14. Crowdsourcing and Research with Human Subjects

Question: For crowdsourcing experiments and research with human subjects, does the paper include the full text of instructions given to participants and screenshots, if applicable?

Answer: NA.

Justification: No crowdsourcing or human subjects research was conducted. Quality validation used automated GPT-4o assessment rather than human annotators.

15. IRB Approvals or Equivalent for Research with Human Subjects

Question: Does the paper describe potential risks incurred by study participants?

Answer: NA.

Justification: No human subjects were involved. The data consists of previously published oral history transcripts from institutional archives.

16. Dataset License

Question: Does the dataset have a license consistent with its intended use?

Answer: Yes.

Justification: IRC-Bench will be released under a permissive open-source license for research use. Source transcripts are from public domain and openly licensed institutional archives.

17. Consent

Question: If the dataset relates to people, was consent obtained?

Answer: Yes.

Justification: All oral history transcripts were collected and published by their respective institutional archives (Library of Congress, universities, memorial projects) with informed consent from participants as part of standard oral history collection protocols.
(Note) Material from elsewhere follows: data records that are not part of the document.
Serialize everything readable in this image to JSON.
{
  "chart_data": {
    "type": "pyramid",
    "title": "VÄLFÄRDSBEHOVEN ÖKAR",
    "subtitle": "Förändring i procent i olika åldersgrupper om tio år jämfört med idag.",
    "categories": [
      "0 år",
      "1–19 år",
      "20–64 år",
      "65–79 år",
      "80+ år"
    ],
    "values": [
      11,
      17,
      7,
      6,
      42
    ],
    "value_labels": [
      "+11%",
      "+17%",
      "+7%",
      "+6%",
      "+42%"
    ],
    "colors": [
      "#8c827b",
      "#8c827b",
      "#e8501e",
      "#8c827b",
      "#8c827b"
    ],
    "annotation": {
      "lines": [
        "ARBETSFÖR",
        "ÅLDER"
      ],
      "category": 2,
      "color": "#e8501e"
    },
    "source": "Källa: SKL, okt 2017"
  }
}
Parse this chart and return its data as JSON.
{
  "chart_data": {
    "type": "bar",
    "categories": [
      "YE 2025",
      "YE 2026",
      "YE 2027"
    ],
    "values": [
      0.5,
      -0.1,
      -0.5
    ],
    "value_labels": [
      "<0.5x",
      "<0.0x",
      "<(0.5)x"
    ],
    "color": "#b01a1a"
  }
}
18. Personal Identifiable Information (PII)

Question: Does the dataset contain data that might be considered personal, sensitive, or private?

Answer: Yes.

Justification: The oral history transcripts contain personal narratives and names of individuals. However, all transcripts were previously published by their respective archives with participant consent, and the benchmark samples are derivative summaries rather than verbatim transcript excerpts.